In July, Airbnb announced a new business travel portal that allows employees at dozens of businesses to book its properties for work-related trips. The portal streamlines Airbnb’s 800,000 offerings around the world to those that are most suitable for a corporate trek, a centrally located home with WiFi for instance vs. a house boat, Bayer says.
The company decided to create the offering after several businesses said some employees who had used Airbnb to find spots to stay on vacation, were interested in using the service when going on the road for work.
With so many properties to choose from, it’s not difficult to find one near to where you need to be, Bayer says.
Airbnb’s portal is used by roughly 50 companies, he says, and some businesses have rented the service’s properties to house several employees traveling together. The homes and apartments can also be a pleasant alternative space for meetings.
“Rather than get in a conference room,” Bayer says, “you can meet in an amazing place with a view of Lake Tahoe. It just changes the mood and energy of people who are getting to have an experience very different from the everyday workplace.”
Dauterman frequently stays in residences owned by Exclusive Resorts, a luxury vacation home collection.
In December, he stayed at one of its four Buckingham Gate apartments in London, where he met with a client in preparation for taking a company public.
“When you’re taking the financial condition of a company … you’ve got to keep that private,” Dauterman said. “To be able to have the meeting there in the living room, with the kitchen around the corner and very finely furnished, you can’t do that in a hotel.”
While Executive Resorts’ membership programs can cost as much as $170,000 for a one-time initiation fee, Exclusive touts its Gateway travel card as a lower-priced option for businesses. That program doesn’t require membership, and allows 21 days of travel that can be used over three years for $32,550.
“What they pay for that two bedroom in New York is going to be less than renting multiple hotel rooms in New York City,” says Ross, who noted that the collection has residences inNew York, Miami, San Francisco, Chicago, Paris, Rome, Las Vegas and London.
Still, Airbnb’s Bayer says that a private rental residence may not be ideal for every person traveling on business.
“We don’t think this is particularly well suited to the business road warrior, the person who travels most of the year, going in and out of meetings,” he says, adding that such travelers are often in a city for a very short time, and may prefer the predictability of staying in the same hotel, trip after trip. “People booking Airbnb tend to go for longer stays . . . so some of these additional amenities, like a kitchen and a place to do laundry, is more valuable.”

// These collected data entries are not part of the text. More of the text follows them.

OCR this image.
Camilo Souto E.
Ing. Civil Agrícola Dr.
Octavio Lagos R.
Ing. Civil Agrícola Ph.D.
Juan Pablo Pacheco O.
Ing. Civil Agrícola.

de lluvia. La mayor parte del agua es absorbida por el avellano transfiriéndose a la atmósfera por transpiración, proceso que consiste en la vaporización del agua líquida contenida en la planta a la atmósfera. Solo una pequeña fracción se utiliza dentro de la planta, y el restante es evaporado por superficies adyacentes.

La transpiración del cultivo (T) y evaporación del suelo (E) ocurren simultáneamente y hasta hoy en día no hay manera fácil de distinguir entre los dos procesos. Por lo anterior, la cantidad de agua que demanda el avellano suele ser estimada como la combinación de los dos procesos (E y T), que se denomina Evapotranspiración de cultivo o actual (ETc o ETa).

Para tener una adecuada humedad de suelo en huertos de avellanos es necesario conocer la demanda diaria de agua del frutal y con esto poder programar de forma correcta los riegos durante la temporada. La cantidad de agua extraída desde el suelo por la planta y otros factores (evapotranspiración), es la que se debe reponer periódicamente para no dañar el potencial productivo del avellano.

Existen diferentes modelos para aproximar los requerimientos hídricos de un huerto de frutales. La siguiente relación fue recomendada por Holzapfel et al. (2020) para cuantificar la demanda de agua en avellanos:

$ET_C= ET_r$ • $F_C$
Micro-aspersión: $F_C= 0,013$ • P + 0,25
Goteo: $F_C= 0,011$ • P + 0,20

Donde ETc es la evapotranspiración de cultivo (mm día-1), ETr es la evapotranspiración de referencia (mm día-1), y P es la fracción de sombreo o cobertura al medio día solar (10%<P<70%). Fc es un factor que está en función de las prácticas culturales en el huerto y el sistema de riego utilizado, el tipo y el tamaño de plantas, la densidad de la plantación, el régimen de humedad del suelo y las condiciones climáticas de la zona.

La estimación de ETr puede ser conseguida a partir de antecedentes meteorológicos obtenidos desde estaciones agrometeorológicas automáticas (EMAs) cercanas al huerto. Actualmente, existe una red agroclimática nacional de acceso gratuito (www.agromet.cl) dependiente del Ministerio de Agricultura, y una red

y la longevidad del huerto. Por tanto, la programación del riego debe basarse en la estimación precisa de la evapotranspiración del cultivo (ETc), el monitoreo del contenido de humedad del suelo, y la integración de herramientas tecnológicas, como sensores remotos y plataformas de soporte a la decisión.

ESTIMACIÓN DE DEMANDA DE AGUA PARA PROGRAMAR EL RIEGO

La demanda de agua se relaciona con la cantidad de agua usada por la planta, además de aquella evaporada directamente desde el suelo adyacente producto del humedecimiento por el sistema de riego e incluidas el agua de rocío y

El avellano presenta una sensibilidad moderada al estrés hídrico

Matt Franklin, a member of USA TODAY’s panel of road warriors, stays in a city for up to two weeks at a time in his job as a traveling information technology specialist for trade shows and conferences. So he says he can see the advantages of staying in a private residence instead of a hotel.
“It would be spacious,” says Franklin, who lives in Arlington, Texas, “and I could cook for myself.”
But James Bowman, another road warrior panelist, thinks a hotel room works just fine.
“It would not make sense for me,” says Bowman, who works in manufacturing and lives in Houston. “I am never in the same hotel for more than four days, and only there to sleep anyway.”